How Government Contractors Can Make Sense of Open Books
This post, written by Jeremy Higbee, originally appeared on Public Spend Forum.
If you’ve ever worked in government contracting, you know that there are a lot of acronyms to learn and hoops that need to be jumped through in order to become a federal vendor. Whether you’re trying to self-certify as a certain type of small business or trying to register for the System of Awards Management, government contracting is a maze of regulations and rules from the get-go.
Once a contract finally gets awarded to a federal vendor, it’d be a nice reprieve to have some clarity in the contract. But, alas, there has not been much luck in that sector. Many contracts have been described as “open-book” upon being awarded, but it turns out that only a third of the contracts have actual open-book accounting clauses in them.

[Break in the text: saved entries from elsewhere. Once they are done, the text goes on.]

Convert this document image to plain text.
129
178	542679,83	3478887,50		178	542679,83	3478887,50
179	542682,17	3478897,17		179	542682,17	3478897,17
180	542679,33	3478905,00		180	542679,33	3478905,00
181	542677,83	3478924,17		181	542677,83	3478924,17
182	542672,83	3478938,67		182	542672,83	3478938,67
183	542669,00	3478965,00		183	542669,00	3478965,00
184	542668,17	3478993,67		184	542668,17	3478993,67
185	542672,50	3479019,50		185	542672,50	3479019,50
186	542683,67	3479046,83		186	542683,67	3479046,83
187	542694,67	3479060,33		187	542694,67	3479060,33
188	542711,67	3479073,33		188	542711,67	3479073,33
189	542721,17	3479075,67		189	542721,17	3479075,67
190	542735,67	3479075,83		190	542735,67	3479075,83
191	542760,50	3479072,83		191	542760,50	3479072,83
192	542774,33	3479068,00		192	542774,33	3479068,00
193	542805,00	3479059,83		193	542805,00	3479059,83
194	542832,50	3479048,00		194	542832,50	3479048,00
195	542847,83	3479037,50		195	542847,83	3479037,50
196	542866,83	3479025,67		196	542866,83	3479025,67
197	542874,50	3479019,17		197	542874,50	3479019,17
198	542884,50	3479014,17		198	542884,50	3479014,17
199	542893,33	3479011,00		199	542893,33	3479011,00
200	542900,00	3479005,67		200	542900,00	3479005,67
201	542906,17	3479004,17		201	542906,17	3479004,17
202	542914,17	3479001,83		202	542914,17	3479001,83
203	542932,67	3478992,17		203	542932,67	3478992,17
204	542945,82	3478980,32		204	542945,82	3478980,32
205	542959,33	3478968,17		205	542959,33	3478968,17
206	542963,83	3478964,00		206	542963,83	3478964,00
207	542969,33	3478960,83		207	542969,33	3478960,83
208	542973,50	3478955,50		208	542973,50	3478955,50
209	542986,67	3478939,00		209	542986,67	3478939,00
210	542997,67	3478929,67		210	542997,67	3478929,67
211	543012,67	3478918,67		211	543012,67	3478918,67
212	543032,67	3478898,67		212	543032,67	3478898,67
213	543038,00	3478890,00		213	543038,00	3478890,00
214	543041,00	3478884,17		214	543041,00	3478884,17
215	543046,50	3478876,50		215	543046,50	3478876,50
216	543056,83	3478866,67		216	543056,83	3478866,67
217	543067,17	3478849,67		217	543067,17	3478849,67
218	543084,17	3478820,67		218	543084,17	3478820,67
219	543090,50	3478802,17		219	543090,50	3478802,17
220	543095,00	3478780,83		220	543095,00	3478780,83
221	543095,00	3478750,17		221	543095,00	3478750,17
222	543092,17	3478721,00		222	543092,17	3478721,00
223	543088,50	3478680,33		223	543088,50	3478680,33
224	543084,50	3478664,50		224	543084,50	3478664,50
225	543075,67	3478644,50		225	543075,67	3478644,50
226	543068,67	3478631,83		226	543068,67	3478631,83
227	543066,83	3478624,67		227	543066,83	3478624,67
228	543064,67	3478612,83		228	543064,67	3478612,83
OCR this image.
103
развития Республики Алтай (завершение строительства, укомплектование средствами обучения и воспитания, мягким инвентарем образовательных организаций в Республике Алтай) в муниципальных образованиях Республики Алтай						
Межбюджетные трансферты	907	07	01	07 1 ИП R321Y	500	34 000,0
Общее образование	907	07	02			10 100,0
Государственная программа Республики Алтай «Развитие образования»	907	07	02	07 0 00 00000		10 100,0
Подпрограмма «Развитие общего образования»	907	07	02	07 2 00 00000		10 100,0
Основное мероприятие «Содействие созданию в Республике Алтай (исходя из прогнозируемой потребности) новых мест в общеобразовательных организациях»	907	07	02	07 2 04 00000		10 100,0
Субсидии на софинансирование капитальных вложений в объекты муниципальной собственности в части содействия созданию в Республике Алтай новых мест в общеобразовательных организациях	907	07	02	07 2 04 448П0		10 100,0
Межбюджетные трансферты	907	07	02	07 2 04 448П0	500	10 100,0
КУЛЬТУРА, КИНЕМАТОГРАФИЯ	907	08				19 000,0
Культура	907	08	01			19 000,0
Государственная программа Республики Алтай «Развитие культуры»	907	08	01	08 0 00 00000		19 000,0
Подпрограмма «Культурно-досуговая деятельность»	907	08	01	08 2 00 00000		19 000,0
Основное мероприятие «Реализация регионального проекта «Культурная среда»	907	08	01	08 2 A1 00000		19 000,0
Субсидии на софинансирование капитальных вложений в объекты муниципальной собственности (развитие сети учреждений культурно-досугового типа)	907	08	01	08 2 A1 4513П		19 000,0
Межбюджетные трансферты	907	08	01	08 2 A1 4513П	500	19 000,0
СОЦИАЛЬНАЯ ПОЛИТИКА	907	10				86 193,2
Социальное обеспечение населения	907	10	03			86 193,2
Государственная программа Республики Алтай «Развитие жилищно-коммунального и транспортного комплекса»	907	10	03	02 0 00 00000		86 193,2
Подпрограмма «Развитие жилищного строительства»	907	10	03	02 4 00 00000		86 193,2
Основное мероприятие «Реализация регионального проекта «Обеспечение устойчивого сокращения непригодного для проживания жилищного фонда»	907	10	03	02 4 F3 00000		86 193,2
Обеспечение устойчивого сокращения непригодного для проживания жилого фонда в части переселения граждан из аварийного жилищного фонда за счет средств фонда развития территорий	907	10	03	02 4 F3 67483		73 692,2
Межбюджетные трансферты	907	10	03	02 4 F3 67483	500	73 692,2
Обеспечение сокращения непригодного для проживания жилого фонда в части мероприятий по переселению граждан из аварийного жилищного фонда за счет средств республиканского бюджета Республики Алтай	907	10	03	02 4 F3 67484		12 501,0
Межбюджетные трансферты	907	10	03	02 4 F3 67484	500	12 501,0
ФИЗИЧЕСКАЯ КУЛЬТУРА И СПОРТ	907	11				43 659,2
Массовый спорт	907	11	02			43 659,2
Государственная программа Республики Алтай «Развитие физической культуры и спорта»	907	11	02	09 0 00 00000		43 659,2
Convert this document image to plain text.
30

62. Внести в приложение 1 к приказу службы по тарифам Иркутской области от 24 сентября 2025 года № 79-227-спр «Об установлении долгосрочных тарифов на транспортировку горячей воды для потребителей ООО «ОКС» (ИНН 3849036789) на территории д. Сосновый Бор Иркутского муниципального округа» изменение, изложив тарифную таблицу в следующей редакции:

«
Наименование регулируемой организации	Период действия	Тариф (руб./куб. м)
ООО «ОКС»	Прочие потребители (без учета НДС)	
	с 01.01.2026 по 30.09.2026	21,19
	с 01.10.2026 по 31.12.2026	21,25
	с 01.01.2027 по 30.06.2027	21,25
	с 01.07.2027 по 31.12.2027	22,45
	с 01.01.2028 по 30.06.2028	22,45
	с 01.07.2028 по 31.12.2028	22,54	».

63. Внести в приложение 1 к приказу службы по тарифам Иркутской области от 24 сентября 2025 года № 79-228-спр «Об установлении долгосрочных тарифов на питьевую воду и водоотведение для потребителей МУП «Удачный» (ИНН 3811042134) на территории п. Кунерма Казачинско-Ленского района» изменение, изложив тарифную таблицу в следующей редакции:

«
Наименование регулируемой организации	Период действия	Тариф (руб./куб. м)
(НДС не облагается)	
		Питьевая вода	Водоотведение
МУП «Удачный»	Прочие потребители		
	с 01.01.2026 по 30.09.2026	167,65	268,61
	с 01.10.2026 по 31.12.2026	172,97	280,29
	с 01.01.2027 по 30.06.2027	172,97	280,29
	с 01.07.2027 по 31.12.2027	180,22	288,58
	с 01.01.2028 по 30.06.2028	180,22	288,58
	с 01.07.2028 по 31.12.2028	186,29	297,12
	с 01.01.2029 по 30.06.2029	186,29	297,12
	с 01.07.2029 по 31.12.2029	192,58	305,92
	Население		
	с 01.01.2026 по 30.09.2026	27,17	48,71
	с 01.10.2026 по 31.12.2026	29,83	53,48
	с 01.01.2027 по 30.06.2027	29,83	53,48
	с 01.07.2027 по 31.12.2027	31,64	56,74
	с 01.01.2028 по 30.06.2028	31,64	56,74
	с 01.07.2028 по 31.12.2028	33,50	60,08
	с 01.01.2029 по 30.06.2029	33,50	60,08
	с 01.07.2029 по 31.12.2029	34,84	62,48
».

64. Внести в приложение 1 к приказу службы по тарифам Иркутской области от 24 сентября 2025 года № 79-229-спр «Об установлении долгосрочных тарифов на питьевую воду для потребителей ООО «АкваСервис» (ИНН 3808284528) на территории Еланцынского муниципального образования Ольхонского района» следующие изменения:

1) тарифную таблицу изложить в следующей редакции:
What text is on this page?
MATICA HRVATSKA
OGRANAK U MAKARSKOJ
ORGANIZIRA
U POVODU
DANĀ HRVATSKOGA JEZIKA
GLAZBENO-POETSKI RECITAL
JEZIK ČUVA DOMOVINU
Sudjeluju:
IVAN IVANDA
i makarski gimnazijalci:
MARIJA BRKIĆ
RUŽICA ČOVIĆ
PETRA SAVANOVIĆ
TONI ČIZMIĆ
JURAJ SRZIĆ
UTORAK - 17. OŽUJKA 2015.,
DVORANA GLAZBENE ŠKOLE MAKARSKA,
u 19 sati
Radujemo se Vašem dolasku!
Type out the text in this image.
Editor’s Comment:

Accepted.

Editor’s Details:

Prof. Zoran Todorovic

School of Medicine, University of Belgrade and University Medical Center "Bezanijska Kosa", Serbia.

An open-book clause is a clear-cut way to write a contract. Essentially, the federal vendor and the government agency agree on which costs are remunerable and the margin that the federal vendor can add to the costs. So, the vendor is paid for all allowed expenses and is paid additionally to allow a profit margin.
Open-book contracts are favored over fixed-price contracts because, in a fixed-price, a negotiated amount is paid regardless of any extra expenses. Contractors, then, don’t make a profit, rendering the government contracting revenue opportunity null. If contractors can’t make a profit working with the government, a lot of the talent that the government needs to function will leave. Truly, if the government wants to be better, it’s gotta be better to its workers, including contractors.